Ayrıca sadece AKP Genel Başkanı'nı değil, devamlı seçim kaybeden ve "son dönemler hariç" yaptığı cılız muhalefet nedeniyle CHP Genel Başkanı'nı, sebebi bence hala belirsiz dönüşü nedeniyle iktidara destek veren MHP Genel Başkanı'nı, bir türlü "bizim PKK ve dağlardaki teröristlerle bir ilgimiz yoktur"demeyen HDP Başkanlarını da çok eleştirdim, çok suçladım.
Ama hiçbir zaman hiçbirine hakaret etmedim, kötülüklerini istemedim.
Oylarla nasıl oturdularsa o koltuklara, yine oylarla gitmeleri gerektiğine inandım, inanıyorum ve inanmaya devam edeceğim.
Allah şifasını versin, koronayı süratle atlatsın ve sağlığına tam kavuşup görevinin başına dönsün ki, yine yanlışlar yaparsa yine eleştirelim AKP Genel Başkanı'nı, hakaret etmeden yine efendice belirtelim görüşlerimizi.
Hastalık süresince belki düşünmeye, geçmişin vicdani bir muhasebesini yapmaya ve yanlışlarını fark etmeye zaman bulmuş olabilir.
Belki de yanlışları düzeltme kararı vermiş olabilir.
Örneğin elektrik zamlarını geri almayı, bozduğu ekonomiyi düzeltmeyi, Bay Kemal’e saldırmaktan vazgeçmeyi, geçim sıkıntısı çekenleri rahatlatmayı, 90’lı yaşlarda hapislerde çile çektirdiği paşalarımızı serbest bırakmayı, Osman Kavala takıntısından vazgeçmeyi filan
düşünebilir.
Neden olmasın, "Başkanlık Sistemi"nin Türkiye’yi nerelere getirdiğini, tek adamla yönetim süresince başının beladan kurtulmadığını, halkın büyük bir bölümünün mutsuz ve huzursuz olduğunu, şu bir haftalık karantina süresince düşünmüş olamaz mı?

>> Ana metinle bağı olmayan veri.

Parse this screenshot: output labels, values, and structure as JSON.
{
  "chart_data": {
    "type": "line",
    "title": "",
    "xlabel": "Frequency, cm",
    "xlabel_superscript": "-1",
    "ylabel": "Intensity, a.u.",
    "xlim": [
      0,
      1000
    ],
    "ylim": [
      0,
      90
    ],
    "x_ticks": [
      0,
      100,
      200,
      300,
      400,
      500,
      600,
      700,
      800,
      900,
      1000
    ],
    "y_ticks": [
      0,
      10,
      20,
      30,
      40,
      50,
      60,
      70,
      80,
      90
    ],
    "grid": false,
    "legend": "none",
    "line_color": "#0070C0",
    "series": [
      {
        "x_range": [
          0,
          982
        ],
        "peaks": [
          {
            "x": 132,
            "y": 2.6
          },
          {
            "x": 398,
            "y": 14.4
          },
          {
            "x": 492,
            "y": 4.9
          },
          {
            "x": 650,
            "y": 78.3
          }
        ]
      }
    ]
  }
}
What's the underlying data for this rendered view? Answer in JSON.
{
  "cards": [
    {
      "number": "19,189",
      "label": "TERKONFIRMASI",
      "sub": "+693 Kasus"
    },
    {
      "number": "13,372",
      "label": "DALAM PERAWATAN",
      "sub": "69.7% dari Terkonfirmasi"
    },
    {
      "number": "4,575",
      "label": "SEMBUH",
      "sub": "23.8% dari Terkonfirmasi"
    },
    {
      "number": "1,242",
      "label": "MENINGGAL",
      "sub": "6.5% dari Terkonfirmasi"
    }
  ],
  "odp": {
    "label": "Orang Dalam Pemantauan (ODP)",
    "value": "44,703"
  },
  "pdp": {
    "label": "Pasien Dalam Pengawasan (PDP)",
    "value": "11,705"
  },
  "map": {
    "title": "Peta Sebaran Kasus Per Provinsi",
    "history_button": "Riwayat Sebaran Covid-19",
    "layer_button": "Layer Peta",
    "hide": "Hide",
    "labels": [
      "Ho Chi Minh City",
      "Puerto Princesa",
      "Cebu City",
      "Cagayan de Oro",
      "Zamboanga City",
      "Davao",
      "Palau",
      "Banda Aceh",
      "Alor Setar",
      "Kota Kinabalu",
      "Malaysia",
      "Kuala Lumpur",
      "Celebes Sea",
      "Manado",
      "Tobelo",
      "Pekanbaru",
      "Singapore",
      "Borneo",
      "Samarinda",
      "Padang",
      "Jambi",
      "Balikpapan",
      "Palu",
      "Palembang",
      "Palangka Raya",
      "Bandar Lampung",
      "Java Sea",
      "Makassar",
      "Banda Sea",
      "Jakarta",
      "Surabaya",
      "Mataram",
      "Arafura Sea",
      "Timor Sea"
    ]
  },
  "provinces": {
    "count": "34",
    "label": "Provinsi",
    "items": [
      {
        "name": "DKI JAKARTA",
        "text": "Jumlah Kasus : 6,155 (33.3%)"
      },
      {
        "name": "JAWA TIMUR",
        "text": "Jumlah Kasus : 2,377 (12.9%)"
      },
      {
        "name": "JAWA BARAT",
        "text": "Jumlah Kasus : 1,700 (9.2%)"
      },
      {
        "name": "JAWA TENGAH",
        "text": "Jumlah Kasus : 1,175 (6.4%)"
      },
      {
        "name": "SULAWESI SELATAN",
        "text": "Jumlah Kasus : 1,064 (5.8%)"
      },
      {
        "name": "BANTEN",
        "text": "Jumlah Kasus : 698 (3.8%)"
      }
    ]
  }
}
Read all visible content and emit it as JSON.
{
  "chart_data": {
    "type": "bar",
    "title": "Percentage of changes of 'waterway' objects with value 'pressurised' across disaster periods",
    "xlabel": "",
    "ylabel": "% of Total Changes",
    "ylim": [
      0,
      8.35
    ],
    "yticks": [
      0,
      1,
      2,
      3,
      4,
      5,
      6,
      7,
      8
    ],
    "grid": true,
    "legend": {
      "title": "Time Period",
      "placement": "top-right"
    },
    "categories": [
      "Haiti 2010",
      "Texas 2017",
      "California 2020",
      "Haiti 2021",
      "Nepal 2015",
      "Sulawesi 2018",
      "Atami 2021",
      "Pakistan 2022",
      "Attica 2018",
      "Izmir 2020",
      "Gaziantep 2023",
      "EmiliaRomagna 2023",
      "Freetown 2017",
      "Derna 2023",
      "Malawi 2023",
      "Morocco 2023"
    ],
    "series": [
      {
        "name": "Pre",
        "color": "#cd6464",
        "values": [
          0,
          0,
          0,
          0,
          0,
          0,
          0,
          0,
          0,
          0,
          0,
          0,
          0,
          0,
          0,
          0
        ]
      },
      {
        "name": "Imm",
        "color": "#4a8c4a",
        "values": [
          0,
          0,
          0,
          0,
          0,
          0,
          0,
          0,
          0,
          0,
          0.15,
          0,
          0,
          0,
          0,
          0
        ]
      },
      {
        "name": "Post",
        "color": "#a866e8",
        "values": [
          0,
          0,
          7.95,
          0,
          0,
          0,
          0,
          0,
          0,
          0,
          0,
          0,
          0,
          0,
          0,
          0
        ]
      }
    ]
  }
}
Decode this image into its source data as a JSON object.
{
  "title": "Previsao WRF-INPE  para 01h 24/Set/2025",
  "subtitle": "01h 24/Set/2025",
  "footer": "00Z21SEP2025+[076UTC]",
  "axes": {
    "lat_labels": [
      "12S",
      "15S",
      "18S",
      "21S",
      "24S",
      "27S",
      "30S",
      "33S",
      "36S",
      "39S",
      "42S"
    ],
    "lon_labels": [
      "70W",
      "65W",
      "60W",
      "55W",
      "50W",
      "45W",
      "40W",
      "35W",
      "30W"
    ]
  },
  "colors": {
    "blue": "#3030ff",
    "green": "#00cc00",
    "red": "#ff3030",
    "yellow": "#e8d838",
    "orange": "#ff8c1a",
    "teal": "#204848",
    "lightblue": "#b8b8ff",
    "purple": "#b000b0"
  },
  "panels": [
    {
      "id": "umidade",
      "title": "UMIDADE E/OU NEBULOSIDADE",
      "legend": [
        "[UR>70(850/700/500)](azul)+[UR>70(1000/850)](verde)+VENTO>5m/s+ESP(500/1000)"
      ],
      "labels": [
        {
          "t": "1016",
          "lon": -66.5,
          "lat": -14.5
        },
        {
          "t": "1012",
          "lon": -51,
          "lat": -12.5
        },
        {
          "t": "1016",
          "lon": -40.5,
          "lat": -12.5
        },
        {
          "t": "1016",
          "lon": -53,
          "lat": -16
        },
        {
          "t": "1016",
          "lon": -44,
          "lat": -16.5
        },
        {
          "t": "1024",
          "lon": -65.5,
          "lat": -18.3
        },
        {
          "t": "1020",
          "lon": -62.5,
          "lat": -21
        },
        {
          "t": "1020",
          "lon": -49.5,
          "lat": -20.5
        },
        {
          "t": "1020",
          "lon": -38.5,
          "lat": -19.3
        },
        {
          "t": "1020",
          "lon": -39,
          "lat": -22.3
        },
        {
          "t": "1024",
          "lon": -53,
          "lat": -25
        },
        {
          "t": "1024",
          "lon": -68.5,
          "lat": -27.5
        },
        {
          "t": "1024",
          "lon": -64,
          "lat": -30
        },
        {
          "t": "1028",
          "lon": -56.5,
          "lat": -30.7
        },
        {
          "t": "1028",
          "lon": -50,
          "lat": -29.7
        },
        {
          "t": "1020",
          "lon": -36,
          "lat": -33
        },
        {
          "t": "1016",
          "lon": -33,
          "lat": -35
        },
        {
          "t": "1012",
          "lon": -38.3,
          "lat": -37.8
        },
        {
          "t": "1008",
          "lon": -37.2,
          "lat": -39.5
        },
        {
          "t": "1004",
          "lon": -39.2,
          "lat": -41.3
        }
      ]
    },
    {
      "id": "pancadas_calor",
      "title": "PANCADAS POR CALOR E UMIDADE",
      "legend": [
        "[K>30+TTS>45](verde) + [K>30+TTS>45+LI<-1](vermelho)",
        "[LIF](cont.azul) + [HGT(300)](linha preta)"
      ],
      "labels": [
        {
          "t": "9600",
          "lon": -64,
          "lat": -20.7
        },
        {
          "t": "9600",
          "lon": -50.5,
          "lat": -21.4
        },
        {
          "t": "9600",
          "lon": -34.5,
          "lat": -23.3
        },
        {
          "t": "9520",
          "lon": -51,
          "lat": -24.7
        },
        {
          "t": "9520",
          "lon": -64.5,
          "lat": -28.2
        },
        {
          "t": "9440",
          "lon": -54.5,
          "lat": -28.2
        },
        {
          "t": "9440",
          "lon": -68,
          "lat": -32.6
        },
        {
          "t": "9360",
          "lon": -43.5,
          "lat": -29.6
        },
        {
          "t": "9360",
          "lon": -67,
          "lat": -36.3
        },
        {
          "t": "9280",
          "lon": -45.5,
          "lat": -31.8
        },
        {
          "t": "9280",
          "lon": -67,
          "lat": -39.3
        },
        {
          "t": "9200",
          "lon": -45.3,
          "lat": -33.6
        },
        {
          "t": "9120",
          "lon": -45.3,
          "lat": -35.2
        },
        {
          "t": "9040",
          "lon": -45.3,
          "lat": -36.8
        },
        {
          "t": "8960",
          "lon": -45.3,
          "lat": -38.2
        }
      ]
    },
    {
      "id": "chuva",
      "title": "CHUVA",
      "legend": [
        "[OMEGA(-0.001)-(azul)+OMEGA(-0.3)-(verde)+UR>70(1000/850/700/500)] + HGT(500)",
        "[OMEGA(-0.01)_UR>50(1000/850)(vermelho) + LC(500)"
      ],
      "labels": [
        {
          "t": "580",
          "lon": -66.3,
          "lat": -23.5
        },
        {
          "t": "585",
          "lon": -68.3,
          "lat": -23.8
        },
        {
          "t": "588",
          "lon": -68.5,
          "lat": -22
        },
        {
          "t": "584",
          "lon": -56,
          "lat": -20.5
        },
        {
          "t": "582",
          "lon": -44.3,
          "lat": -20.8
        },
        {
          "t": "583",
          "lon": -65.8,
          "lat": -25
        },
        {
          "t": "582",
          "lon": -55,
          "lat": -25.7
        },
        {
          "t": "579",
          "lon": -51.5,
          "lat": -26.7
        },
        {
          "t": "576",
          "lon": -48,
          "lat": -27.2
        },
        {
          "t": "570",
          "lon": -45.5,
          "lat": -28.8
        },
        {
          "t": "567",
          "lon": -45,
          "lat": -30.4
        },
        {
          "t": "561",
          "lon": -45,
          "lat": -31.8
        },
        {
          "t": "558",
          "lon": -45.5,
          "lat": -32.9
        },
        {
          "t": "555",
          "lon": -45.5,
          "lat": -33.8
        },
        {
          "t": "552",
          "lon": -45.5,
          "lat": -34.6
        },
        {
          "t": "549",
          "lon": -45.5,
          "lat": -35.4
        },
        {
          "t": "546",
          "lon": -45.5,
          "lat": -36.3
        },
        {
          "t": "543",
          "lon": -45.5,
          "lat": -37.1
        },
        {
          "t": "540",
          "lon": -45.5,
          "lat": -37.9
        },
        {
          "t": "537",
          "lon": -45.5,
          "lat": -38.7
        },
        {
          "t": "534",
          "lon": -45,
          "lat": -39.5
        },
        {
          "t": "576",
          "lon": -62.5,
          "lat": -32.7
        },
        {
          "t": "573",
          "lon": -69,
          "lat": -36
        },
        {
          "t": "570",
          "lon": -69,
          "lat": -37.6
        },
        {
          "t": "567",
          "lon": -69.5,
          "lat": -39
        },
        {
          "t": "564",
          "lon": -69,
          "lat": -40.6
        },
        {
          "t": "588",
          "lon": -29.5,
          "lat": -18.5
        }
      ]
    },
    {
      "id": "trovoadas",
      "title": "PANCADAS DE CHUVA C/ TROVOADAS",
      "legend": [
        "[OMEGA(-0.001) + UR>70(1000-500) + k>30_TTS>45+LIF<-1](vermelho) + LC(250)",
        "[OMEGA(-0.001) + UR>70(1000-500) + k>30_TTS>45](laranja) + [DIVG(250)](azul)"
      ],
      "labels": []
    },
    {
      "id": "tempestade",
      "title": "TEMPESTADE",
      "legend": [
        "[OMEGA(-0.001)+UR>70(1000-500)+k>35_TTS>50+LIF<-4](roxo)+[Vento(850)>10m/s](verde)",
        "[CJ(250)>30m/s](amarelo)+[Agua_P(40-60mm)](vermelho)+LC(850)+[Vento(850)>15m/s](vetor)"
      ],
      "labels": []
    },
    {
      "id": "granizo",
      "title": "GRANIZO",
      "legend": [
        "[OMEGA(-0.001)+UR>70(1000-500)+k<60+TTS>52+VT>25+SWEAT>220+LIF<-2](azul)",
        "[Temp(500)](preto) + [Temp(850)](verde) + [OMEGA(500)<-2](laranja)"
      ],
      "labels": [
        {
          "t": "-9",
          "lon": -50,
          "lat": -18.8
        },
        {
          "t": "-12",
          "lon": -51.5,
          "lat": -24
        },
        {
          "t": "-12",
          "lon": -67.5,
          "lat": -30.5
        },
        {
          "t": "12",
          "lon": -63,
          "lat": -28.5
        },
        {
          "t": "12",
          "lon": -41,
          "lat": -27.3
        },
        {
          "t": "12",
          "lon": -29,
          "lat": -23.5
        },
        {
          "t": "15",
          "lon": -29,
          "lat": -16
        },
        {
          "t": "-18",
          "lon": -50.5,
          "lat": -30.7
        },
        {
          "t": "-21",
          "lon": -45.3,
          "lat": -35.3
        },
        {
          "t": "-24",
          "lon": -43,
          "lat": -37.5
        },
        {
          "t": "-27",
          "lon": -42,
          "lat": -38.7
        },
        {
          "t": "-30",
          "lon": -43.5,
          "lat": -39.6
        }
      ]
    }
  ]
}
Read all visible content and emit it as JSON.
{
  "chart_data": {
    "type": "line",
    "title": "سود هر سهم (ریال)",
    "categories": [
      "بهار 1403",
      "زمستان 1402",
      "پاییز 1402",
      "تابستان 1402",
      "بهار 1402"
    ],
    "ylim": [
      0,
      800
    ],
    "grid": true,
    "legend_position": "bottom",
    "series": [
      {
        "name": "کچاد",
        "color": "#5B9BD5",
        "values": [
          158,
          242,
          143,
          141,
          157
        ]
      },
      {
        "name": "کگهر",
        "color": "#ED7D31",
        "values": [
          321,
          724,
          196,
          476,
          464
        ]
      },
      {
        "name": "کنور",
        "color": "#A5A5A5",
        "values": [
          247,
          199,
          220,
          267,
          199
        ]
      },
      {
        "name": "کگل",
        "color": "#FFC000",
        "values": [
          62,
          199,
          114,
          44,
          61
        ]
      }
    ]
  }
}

Kabineden mutlaka bir değişiklik yapması gerektiğini, başarısız olanları hemen değiştirmesinin şart olduğunu, erken seçim kararının ülkedeki gerginliği belki de giderebileceğini, liderleri ortak bir toplantıya çağırmasının faydalı olabileceğini de planlamış yada hesaplamış olabilir.
Kafalardan kötü düşünceleri kovarak, ülkemizin iyiliği için gereken değişikliklerin olmasını dilesek ya...
İyiliği çağırırsak iyilik, kötülüğü çağırırsak kötülük gelirmiş.
Gelin biz tüm olumsuzluklara rağmen, yine de iyilikten yana olalım, iyiliği çağıralım, iyiliği dileyelim.
Bu duygularla, başta AKP Genel Başkanı ve Cumhurbaşkanı'na, Milli Savunma Bakanı'na, tüm korona ve diğer hastalıklara yakalananlara geçmiş olsun diyelim ve acil şifalar dileyelim.